LQT3 results from a genetic mutation in the heart’s sodium channels; the flow of sodium ions in and out of the heart helps it maintain a normal rhythm. The new drug, developed by Gilead Sciences, Inc. is the first to effectively target and correct the sodium channel abnormalities in LQT3 patients, who are not well protected with current treatment options, says lead study author Wojciech Zareba, M.D., Ph.D., director of Cardiology Clinical Research and the Heart Research Follow-up Program at the University. LQT3 patients usually receive therapies that treat the symptoms, but not the underlying mechanisms of the disease, including beta blockers, which are effective in some patients but not in others, and an implantable cardioverter defibrillator or ICD, which detects dangerous arrhythmias and shocks the heart back into a normal rhythm.
Spencer Z. Rosero, M.D., an associate professor of Cardiology whose work 20 years ago demonstrated the involvement of sodium channels in LQTS patients, worked closely with Zareba and led enrollment activities for the Phase 1 study.
With these positive results, Zareba is collaborating with Gilead in launching an international Phase 2 trial which will involve 40 LQT3 patients recruited from centers in the United States, United Kingdom, Germany, Italy and the Netherlands.

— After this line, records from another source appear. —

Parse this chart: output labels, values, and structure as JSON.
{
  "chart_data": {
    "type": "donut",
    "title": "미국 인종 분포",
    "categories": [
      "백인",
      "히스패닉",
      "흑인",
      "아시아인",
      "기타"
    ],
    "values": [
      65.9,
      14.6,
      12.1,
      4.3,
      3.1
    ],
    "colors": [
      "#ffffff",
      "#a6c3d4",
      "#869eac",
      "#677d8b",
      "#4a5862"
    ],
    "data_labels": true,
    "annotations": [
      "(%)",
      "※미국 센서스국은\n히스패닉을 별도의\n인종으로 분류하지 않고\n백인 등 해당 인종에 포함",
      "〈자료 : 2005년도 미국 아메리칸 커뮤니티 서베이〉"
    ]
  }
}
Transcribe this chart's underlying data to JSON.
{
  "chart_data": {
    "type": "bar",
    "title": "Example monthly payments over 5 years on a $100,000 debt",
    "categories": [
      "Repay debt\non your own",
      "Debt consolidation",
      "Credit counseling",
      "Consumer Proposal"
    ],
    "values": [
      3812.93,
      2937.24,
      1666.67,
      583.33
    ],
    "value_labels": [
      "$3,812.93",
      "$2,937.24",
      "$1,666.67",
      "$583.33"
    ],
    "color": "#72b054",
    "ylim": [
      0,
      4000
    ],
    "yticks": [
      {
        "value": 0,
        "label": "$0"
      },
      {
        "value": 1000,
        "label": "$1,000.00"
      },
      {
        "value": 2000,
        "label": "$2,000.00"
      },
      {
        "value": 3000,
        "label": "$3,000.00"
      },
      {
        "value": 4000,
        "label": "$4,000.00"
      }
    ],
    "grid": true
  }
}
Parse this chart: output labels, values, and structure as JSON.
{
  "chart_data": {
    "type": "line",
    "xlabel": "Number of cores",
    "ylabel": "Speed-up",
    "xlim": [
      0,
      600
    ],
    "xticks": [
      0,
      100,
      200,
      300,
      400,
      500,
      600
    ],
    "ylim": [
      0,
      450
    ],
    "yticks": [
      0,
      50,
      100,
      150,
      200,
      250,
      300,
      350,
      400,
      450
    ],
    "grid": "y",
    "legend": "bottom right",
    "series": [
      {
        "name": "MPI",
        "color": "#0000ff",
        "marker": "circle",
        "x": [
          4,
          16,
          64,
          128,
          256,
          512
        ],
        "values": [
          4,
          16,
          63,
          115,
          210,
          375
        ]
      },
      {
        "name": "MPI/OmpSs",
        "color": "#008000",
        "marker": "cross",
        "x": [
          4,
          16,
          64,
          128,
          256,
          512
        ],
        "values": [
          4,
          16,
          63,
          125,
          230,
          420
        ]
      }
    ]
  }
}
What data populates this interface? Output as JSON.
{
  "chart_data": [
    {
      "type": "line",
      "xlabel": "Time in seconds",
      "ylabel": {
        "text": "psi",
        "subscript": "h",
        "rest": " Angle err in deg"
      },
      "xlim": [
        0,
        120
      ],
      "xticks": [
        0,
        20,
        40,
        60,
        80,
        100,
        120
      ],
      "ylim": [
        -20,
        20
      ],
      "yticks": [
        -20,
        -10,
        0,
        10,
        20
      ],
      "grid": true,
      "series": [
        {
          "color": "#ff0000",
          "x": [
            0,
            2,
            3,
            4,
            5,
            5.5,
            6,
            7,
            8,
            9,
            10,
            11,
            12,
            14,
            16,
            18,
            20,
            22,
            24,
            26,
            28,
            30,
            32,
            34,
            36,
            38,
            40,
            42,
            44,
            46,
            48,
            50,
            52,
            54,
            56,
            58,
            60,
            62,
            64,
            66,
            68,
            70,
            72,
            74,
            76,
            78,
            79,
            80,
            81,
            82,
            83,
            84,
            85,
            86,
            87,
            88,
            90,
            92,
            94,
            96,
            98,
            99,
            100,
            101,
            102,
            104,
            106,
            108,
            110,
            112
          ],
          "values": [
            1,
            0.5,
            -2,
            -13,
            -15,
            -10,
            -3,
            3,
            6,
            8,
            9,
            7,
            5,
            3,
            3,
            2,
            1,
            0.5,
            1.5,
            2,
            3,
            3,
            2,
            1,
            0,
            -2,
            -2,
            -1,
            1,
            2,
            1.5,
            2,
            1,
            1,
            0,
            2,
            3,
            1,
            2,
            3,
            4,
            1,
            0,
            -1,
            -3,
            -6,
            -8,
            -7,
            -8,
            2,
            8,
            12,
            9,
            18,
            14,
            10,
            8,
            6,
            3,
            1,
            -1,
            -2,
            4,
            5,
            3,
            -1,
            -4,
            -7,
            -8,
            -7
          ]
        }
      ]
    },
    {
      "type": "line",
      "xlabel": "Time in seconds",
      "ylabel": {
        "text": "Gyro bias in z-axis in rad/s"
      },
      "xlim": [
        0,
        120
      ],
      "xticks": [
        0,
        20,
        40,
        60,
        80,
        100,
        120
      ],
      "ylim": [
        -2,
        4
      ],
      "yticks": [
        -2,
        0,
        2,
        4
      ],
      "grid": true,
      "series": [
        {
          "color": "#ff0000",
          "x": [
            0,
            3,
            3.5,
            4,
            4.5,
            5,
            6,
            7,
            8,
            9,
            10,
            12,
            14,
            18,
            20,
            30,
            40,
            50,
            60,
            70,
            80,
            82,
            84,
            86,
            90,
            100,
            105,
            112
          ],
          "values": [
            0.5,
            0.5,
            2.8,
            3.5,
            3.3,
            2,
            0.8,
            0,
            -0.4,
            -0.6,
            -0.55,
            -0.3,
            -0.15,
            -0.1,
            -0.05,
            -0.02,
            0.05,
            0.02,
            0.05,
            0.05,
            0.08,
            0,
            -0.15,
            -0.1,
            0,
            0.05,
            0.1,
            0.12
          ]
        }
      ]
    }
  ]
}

Patients will receive the experimental drug over a six month period and will be evaluated for prolonged reduction in QTc duration – a surrogate marker of arrhythmias in LQTS – and for the safety of the new drug.
Additionally, based on data that shows that disruptions in sodium channels play a role in other cardiovascular diseases, Gilead plans to start Phase 2 clinical trials with the involvement of Zareba and Rosero in patients with hypertrophic cardiomyopathy and ventricular tachycardia and ventricular fibrillation. Hypertrophic cardiomyopathy occurs when the heart muscle becomes thick and can’t pump blood throughout the body, leading to arrhythmias. Ventricular tachycardia and ventricular fibrillation are both abnormal heart rhythms that start in the ventricles and often occur following a heart attack.
Zareba, also a professor of Cardiology at the medical school, says that no new drugs to treat arrhythmias have been developed in the last 20 years. He believes this new drug could usher in a new era of successful development of much needed anti-arrhythmic therapies.